A defesa da Vale também contestou o valor da condenação. Na sentença de 7 de junho, a juíza Viviane Célia determinou que o cálculo de custas judiciais (valores recolhidos pelos condenados ao Judiciário) fosse feito sobre R$ 150 milhões. “Se de acordo com o autor há 131 substituídos (familiares que representam os trabalhadores mortos) e se cada vítima fatal teria direito a indenização de R$ 1 milhão, o valor da condenação jamais poderia ser superior a R$ 131 milhões”, diz a defesa da Vale.

“Ainda que mantido o absurdo importe de R$ 1 milhão por vítima, o valor da condenação há de ser reduzido para, no mínimo, R$ 120 milhões. A manutenção do injustificado valor causa grave prejuízo à ré”, afirma a mineradora.

Há duas semanas, entidades internacionais ligadas à defesa dos direitos humanos e de trabalhadores enviaram cartas à Vale pedindo que a empresa reconheça e pague, sem resistência, a indenização determinada pela Justiça do Trabalho.

Lama deixou rastro de destruição em janeiro de 2019 – Fotos Corpo de Bombeiros de MG

Assembleia aprova transferência direta de recursos

A Assembleia Legislativa de Minas Gerais aprovou na manhã de hoje, por 70 votos a 3, a proposta de emenda à Constituição que prevê que o governo de Minas possa realizar transferência especial para repassar R$ 1,5 bilhão do acordo com a Vale para os municípios mineiros. Houve um voto em branco, do deputado Virgílio Guimarães (PT).

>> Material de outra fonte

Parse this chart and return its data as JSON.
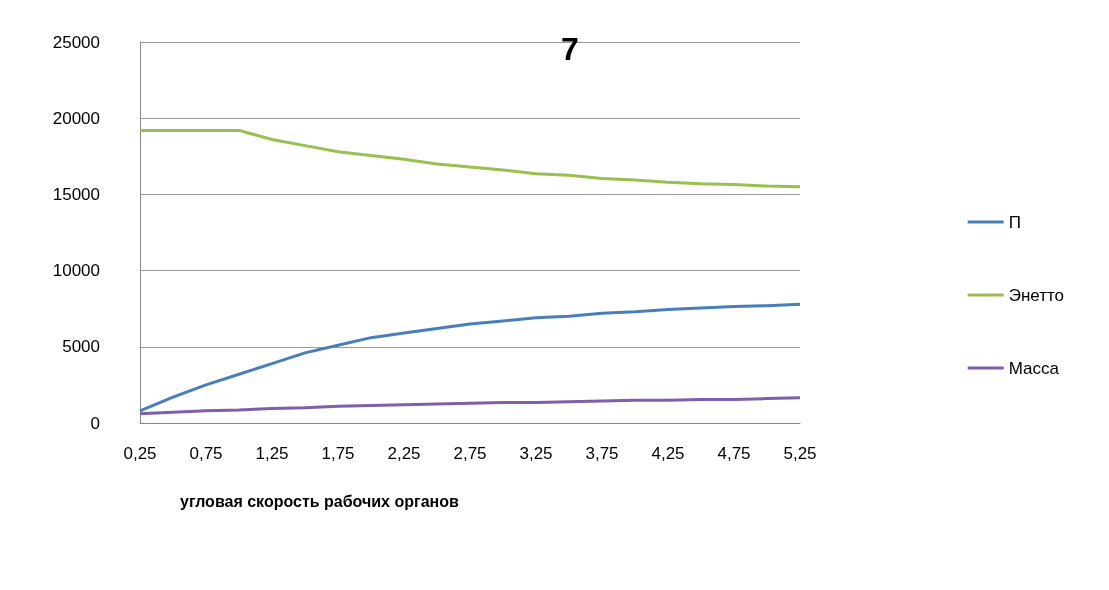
{
  "chart_data": {
    "type": "line",
    "title": "7",
    "xlabel": "угловая скорость рабочих органов",
    "categories": [
      "0,25",
      null,
      "0,75",
      null,
      "1,25",
      null,
      "1,75",
      null,
      "2,25",
      null,
      "2,75",
      null,
      "3,25",
      null,
      "3,75",
      null,
      "4,25",
      null,
      "4,75",
      null,
      "5,25"
    ],
    "series": [
      {
        "name": "П",
        "color": "#4a7ebb",
        "values": [
          800,
          1700,
          2500,
          3200,
          3900,
          4600,
          5100,
          5600,
          5900,
          6200,
          6500,
          6700,
          6900,
          7000,
          7200,
          7300,
          7450,
          7550,
          7650,
          7700,
          7800
        ]
      },
      {
        "name": "Энетто",
        "color": "#98c04f",
        "values": [
          19200,
          19200,
          19200,
          19200,
          18600,
          18200,
          17800,
          17550,
          17300,
          17000,
          16800,
          16600,
          16350,
          16250,
          16050,
          15950,
          15800,
          15700,
          15650,
          15550,
          15500
        ]
      },
      {
        "name": "Масса",
        "color": "#7e5fa8",
        "values": [
          600,
          700,
          800,
          850,
          950,
          1000,
          1100,
          1150,
          1200,
          1250,
          1300,
          1350,
          1350,
          1400,
          1450,
          1500,
          1500,
          1550,
          1550,
          1600,
          1650
        ]
      }
    ],
    "ylim": [
      0,
      25000
    ],
    "yticks": [
      0,
      5000,
      10000,
      15000,
      20000,
      25000
    ],
    "grid": "y",
    "legend": "right",
    "marker": "none",
    "line_style": "solid"
  }
}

A PEC foi aprovada em primeiro turno. Pelo regimento interno da Casa, são necessários pelo menos três dias de intervalo para que a proposta possa ser analisada novamente em plenário, desta vez de forma definitiva. Isso significa que o texto será analisado em segundo turno a partir de segunda-feira.

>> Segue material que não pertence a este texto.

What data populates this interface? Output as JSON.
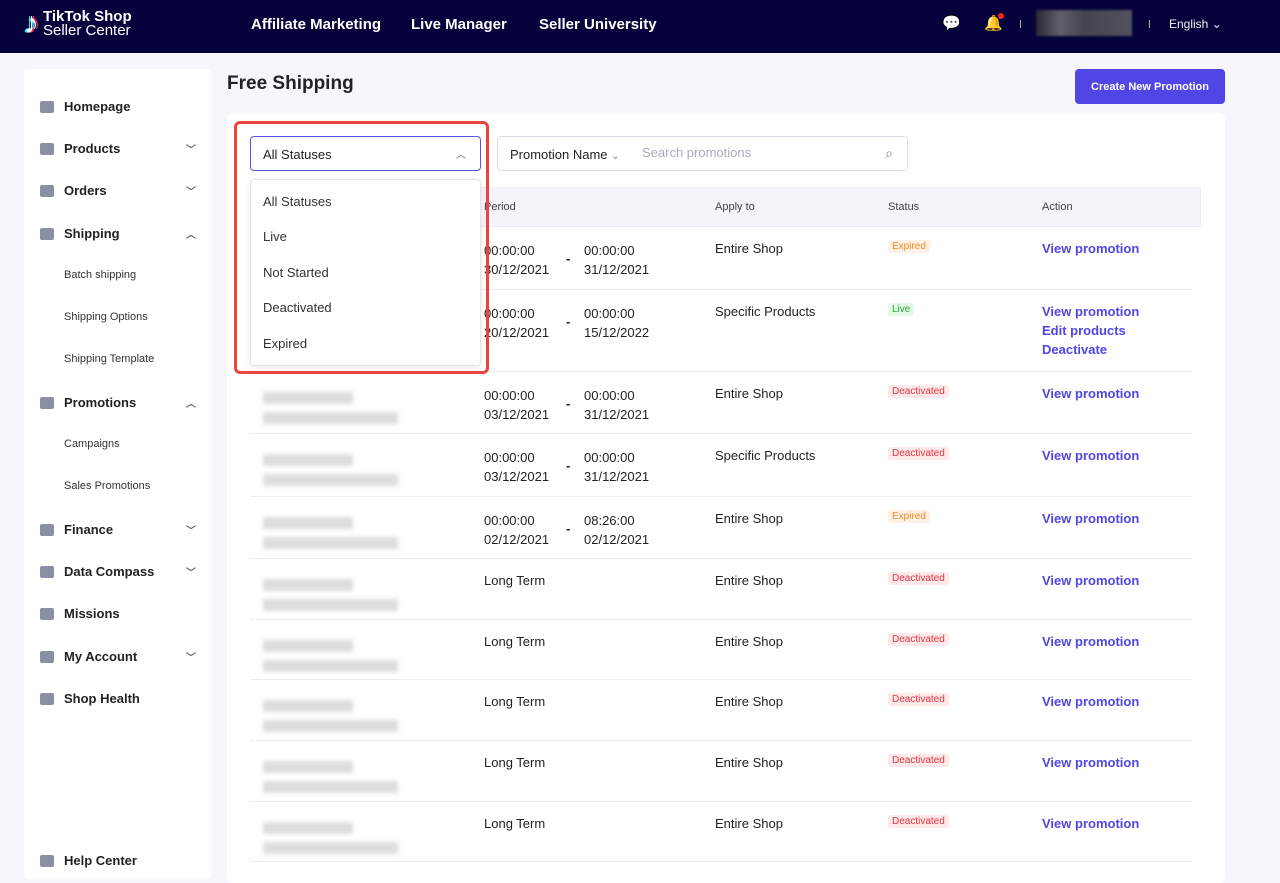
{
  "header": {
    "logo_line1": "TikTok Shop",
    "logo_line2": "Seller Center",
    "nav": [
      "Affiliate Marketing",
      "Live Manager",
      "Seller University"
    ],
    "language": "English",
    "notification_dot_color": "#ff2222"
  },
  "sidebar": {
    "items": [
      {
        "label": "Homepage",
        "icon": "home-icon",
        "chevron": ""
      },
      {
        "label": "Products",
        "icon": "bag-icon",
        "chevron": "down"
      },
      {
        "label": "Orders",
        "icon": "orders-icon",
        "chevron": "down"
      },
      {
        "label": "Shipping",
        "icon": "truck-icon",
        "chevron": "up",
        "children": [
          "Batch shipping",
          "Shipping Options",
          "Shipping Template"
        ]
      },
      {
        "label": "Promotions",
        "icon": "megaphone-icon",
        "chevron": "up",
        "children": [
          "Campaigns",
          "Sales Promotions"
        ]
      },
      {
        "label": "Finance",
        "icon": "card-icon",
        "chevron": "down"
      },
      {
        "label": "Data Compass",
        "icon": "chart-icon",
        "chevron": "down"
      },
      {
        "label": "Missions",
        "icon": "medal-icon",
        "chevron": ""
      },
      {
        "label": "My Account",
        "icon": "user-icon",
        "chevron": "down"
      },
      {
        "label": "Shop Health",
        "icon": "trophy-icon",
        "chevron": ""
      },
      {
        "label": "Help Center",
        "icon": "help-icon",
        "chevron": ""
      }
    ]
  },
  "page": {
    "title": "Free Shipping",
    "create_button": "Create New Promotion"
  },
  "filters": {
    "status_value": "All Statuses",
    "status_options": [
      "All Statuses",
      "Live",
      "Not Started",
      "Deactivated",
      "Expired"
    ],
    "search_field": "Promotion Name",
    "search_placeholder": "Search promotions"
  },
  "table": {
    "headers": {
      "period": "Period",
      "apply_to": "Apply to",
      "status": "Status",
      "action": "Action"
    },
    "rows": [
      {
        "start_time": "00:00:00",
        "start_date": "30/12/2021",
        "end_time": "00:00:00",
        "end_date": "31/12/2021",
        "apply_to": "Entire Shop",
        "status": "Expired",
        "actions": [
          "View promotion"
        ]
      },
      {
        "start_time": "00:00:00",
        "start_date": "20/12/2021",
        "end_time": "00:00:00",
        "end_date": "15/12/2022",
        "apply_to": "Specific Products",
        "status": "Live",
        "actions": [
          "View promotion",
          "Edit products",
          "Deactivate"
        ]
      },
      {
        "start_time": "00:00:00",
        "start_date": "03/12/2021",
        "end_time": "00:00:00",
        "end_date": "31/12/2021",
        "apply_to": "Entire Shop",
        "status": "Deactivated",
        "actions": [
          "View promotion"
        ]
      },
      {
        "start_time": "00:00:00",
        "start_date": "03/12/2021",
        "end_time": "00:00:00",
        "end_date": "31/12/2021",
        "apply_to": "Specific Products",
        "status": "Deactivated",
        "actions": [
          "View promotion"
        ]
      },
      {
        "start_time": "00:00:00",
        "start_date": "02/12/2021",
        "end_time": "08:26:00",
        "end_date": "02/12/2021",
        "apply_to": "Entire Shop",
        "status": "Expired",
        "actions": [
          "View promotion"
        ]
      },
      {
        "period": "Long Term",
        "apply_to": "Entire Shop",
        "status": "Deactivated",
        "actions": [
          "View promotion"
        ]
      },
      {
        "period": "Long Term",
        "apply_to": "Entire Shop",
        "status": "Deactivated",
        "actions": [
          "View promotion"
        ]
      },
      {
        "period": "Long Term",
        "apply_to": "Entire Shop",
        "status": "Deactivated",
        "actions": [
          "View promotion"
        ]
      },
      {
        "period": "Long Term",
        "apply_to": "Entire Shop",
        "status": "Deactivated",
        "actions": [
          "View promotion"
        ]
      },
      {
        "period": "Long Term",
        "apply_to": "Entire Shop",
        "status": "Deactivated",
        "actions": [
          "View promotion"
        ]
      }
    ]
  }
}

Por tratar-se de uma emenda à Constituição, não é necessária a sanção do governador Romeu Zema (Novo). O presidente da ALMG, Agostinho Patrus (PV), tem a prerrogativa de promulgar a PEC.

A proposta inclui na Constituição Estadual a autorização para se gastar, por meio de transferência especial, os recursos extraordinários que entrarem nos cofres estaduais e que superarem 1% da Receita Corrente Líquida.

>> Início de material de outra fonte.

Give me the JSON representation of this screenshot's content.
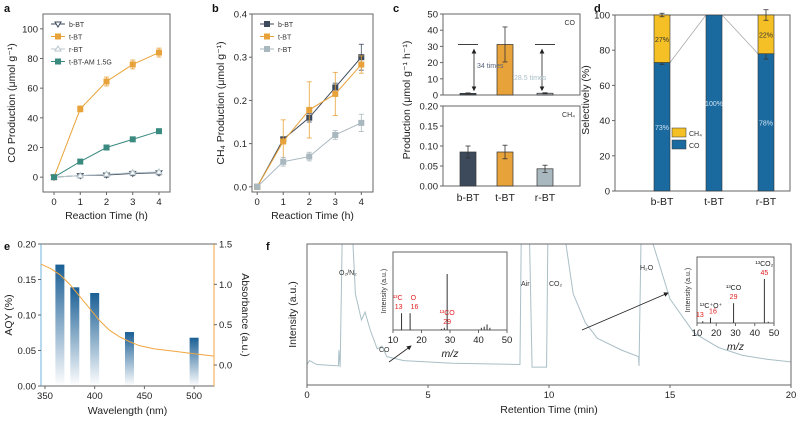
{
  "panel_labels": [
    "a",
    "b",
    "c",
    "d",
    "e",
    "f"
  ],
  "chart_data": [
    {
      "id": "a",
      "type": "line",
      "xlabel": "Reaction Time (h)",
      "ylabel": "CO Production (μmol g⁻¹)",
      "xlim": [
        -0.42,
        4.42
      ],
      "ylim": [
        -10,
        110
      ],
      "xticks": [
        0,
        1,
        2,
        3,
        4
      ],
      "yticks": [
        0,
        20,
        40,
        60,
        80,
        100
      ],
      "x": [
        0,
        1,
        2,
        3,
        4
      ],
      "legend_position": "top-left",
      "series": [
        {
          "name": "b-BT",
          "color": "#3d4a5c",
          "marker": "triangle-down-open",
          "values": [
            0,
            1,
            1.5,
            2.5,
            3
          ],
          "errors": [
            0.5,
            1.5,
            1.5,
            1.5,
            1.5
          ]
        },
        {
          "name": "t-BT",
          "color": "#e8a23a",
          "marker": "square",
          "values": [
            0,
            46,
            64.5,
            76,
            84
          ],
          "errors": [
            1,
            2,
            3,
            3,
            3
          ]
        },
        {
          "name": "r-BT",
          "color": "#b8c6cc",
          "marker": "triangle-up-open",
          "values": [
            0,
            1,
            2,
            3,
            3.5
          ],
          "errors": [
            0.5,
            1,
            1,
            1,
            1
          ]
        },
        {
          "name": "t-BT-AM 1.5G",
          "color": "#3a8a80",
          "marker": "square",
          "values": [
            0,
            10.5,
            20,
            25.5,
            31
          ],
          "errors": [
            0.5,
            1,
            1,
            1.2,
            1.2
          ]
        }
      ]
    },
    {
      "id": "b",
      "type": "line",
      "xlabel": "Reaction Time (h)",
      "ylabel": "CH₄ Production (μmol g⁻¹)",
      "xlim": [
        -0.2,
        4.45
      ],
      "ylim": [
        -0.012,
        0.4
      ],
      "xticks": [
        0,
        1,
        2,
        3,
        4
      ],
      "yticks": [
        0.0,
        0.1,
        0.2,
        0.3,
        0.4
      ],
      "x": [
        0,
        1,
        2,
        3,
        4
      ],
      "legend_position": "top-left",
      "series": [
        {
          "name": "b-BT",
          "color": "#3d4a5c",
          "marker": "square",
          "values": [
            0,
            0.11,
            0.16,
            0.23,
            0.3
          ],
          "errors": [
            0,
            0.005,
            0.01,
            0.01,
            0.03
          ]
        },
        {
          "name": "t-BT",
          "color": "#e8a23a",
          "marker": "square",
          "values": [
            0,
            0.105,
            0.178,
            0.215,
            0.283
          ],
          "errors": [
            0,
            0.05,
            0.065,
            0.05,
            0.02
          ]
        },
        {
          "name": "r-BT",
          "color": "#a9b8bf",
          "marker": "square",
          "values": [
            0,
            0.058,
            0.07,
            0.12,
            0.148
          ],
          "errors": [
            0,
            0.01,
            0.01,
            0.01,
            0.02
          ]
        }
      ]
    },
    {
      "id": "c",
      "type": "bar",
      "ylabel": "Production (μmol g⁻¹ h⁻¹)",
      "categories": [
        "b-BT",
        "t-BT",
        "r-BT"
      ],
      "colors": [
        "#3d4a5c",
        "#e8a23a",
        "#a9b8bf"
      ],
      "subplots": [
        {
          "name": "CO",
          "ylim": [
            0,
            50
          ],
          "yticks": [
            0,
            10,
            20,
            30,
            40,
            50
          ],
          "values": [
            1,
            31.2,
            1.1
          ],
          "errors": [
            0.3,
            10.8,
            0.3
          ]
        },
        {
          "name": "CH₄",
          "ylim": [
            0,
            0.2
          ],
          "yticks": [
            0.0,
            0.05,
            0.1,
            0.15,
            0.2
          ],
          "values": [
            0.085,
            0.085,
            0.043
          ],
          "errors": [
            0.015,
            0.017,
            0.009
          ]
        }
      ],
      "annotations": [
        {
          "text": "34 times",
          "color": "#55627a"
        },
        {
          "text": "28.5 times",
          "color": "#a9bfc9"
        }
      ]
    },
    {
      "id": "d",
      "type": "bar",
      "stacked": true,
      "ylabel": "Selectively (%)",
      "categories": [
        "b-BT",
        "t-BT",
        "r-BT"
      ],
      "ylim": [
        0,
        100
      ],
      "yticks": [
        0,
        20,
        40,
        60,
        80,
        100
      ],
      "series": [
        {
          "name": "CO",
          "color": "#1a6aa0",
          "values": [
            73,
            100,
            78
          ],
          "labels": [
            "73%",
            "100%",
            "78%"
          ],
          "errors": [
            1,
            0,
            3
          ]
        },
        {
          "name": "CH₄",
          "color": "#f5c026",
          "values": [
            27,
            0,
            22
          ],
          "labels": [
            "27%",
            "",
            "22%"
          ],
          "errors": [
            1,
            0,
            3
          ]
        }
      ],
      "legend_position": "center-left"
    },
    {
      "id": "e",
      "type": "bar",
      "xlabel": "Wavelength (nm)",
      "ylabel": "AQY (%)",
      "y2label": "Absorbance (a.u.)",
      "xlim": [
        346,
        520
      ],
      "ylim": [
        0,
        0.2
      ],
      "y2lim": [
        -0.26,
        1.5
      ],
      "xticks": [
        350,
        400,
        450,
        500
      ],
      "yticks": [
        0.0,
        0.05,
        0.1,
        0.15,
        0.2
      ],
      "y2ticks": [
        0.0,
        0.5,
        1.0,
        1.5
      ],
      "bars": {
        "x": [
          365,
          380,
          400,
          435,
          500
        ],
        "values": [
          0.171,
          0.139,
          0.131,
          0.076,
          0.068
        ],
        "color": "#1a5f95"
      },
      "absorbance": {
        "color": "#f0a640",
        "x": [
          346,
          355,
          365,
          375,
          385,
          395,
          405,
          415,
          425,
          435,
          445,
          460,
          480,
          500,
          520
        ],
        "y": [
          1.25,
          1.2,
          1.12,
          1.0,
          0.85,
          0.7,
          0.55,
          0.43,
          0.35,
          0.29,
          0.24,
          0.2,
          0.17,
          0.14,
          0.11
        ]
      }
    },
    {
      "id": "f",
      "type": "line",
      "xlabel": "Retention Time (min)",
      "ylabel": "Intensity (a.u.)",
      "xlim": [
        0,
        20
      ],
      "xticks": [
        0,
        5,
        10,
        15,
        20
      ],
      "ylim": [
        0,
        100
      ],
      "color": "#a9bfc6",
      "trace": [
        [
          0,
          8
        ],
        [
          0.1,
          11
        ],
        [
          0.4,
          8
        ],
        [
          1.3,
          7
        ],
        [
          1.32,
          19
        ],
        [
          1.37,
          6
        ],
        [
          1.45,
          100
        ],
        [
          1.9,
          100
        ],
        [
          2.0,
          62
        ],
        [
          2.25,
          42
        ],
        [
          2.4,
          48
        ],
        [
          2.6,
          35
        ],
        [
          2.9,
          20
        ],
        [
          3.1,
          22
        ],
        [
          3.3,
          14
        ],
        [
          4,
          11
        ],
        [
          6,
          9
        ],
        [
          8.8,
          8
        ],
        [
          8.85,
          100
        ],
        [
          9.2,
          100
        ],
        [
          9.3,
          6
        ],
        [
          9.9,
          6
        ],
        [
          9.95,
          100
        ],
        [
          10.7,
          100
        ],
        [
          11,
          62
        ],
        [
          11.5,
          40
        ],
        [
          12,
          28
        ],
        [
          13,
          19
        ],
        [
          13.7,
          14
        ],
        [
          13.72,
          7
        ],
        [
          13.8,
          100
        ],
        [
          14.3,
          100
        ],
        [
          15,
          58
        ],
        [
          16,
          32
        ],
        [
          17,
          21
        ],
        [
          18,
          15
        ],
        [
          19,
          12
        ],
        [
          20,
          10
        ]
      ],
      "peak_labels": [
        "O₂/N₂",
        "CO",
        "Air",
        "CO₂",
        "H₂O"
      ],
      "insets": [
        {
          "xlabel": "m/z",
          "ylabel": "Intensity (a.u.)",
          "xlim": [
            10,
            50
          ],
          "xticks": [
            10,
            20,
            30,
            40,
            50
          ],
          "peaks": [
            [
              13,
              0.3
            ],
            [
              16,
              0.3
            ],
            [
              27,
              0.02
            ],
            [
              28,
              0.04
            ],
            [
              29,
              1.0
            ],
            [
              41,
              0.04
            ],
            [
              42,
              0.06
            ],
            [
              43,
              0.1
            ],
            [
              44,
              0.04
            ]
          ],
          "annotations": [
            {
              "name": "¹³C",
              "mz": "13"
            },
            {
              "name": "O",
              "mz": "16"
            },
            {
              "name": "¹³CO",
              "mz": "29"
            }
          ]
        },
        {
          "xlabel": "m/z",
          "ylabel": "Intensity (a.u.)",
          "xlim": [
            10,
            50
          ],
          "xticks": [
            10,
            20,
            30,
            40,
            50
          ],
          "peaks": [
            [
              13,
              0.04
            ],
            [
              17,
              0.12
            ],
            [
              29,
              0.45
            ],
            [
              45,
              1.0
            ],
            [
              47,
              0.03
            ]
          ],
          "annotations": [
            {
              "name": "¹³C⁺O⁺",
              "mz": "13"
            },
            {
              "name": "",
              "mz": "16"
            },
            {
              "name": "¹³CO",
              "mz": "29"
            },
            {
              "name": "¹³CO₂",
              "mz": "45"
            }
          ]
        }
      ]
    }
  ]
}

O acordo do governo de Minas com a Vale como reparação pelo rompimento da barragem em Brumadinho atende este critério. Pelo acordo, a mineradora vai executar R$ 26 bilhões em ações e obras e outros R$ 11 bilhões serão repassados aos cofres estaduais para o Executivo realizar suas intervenções. Deste valor, até agora R$ 1,1 bilhão já foi depositado na conta do Estado.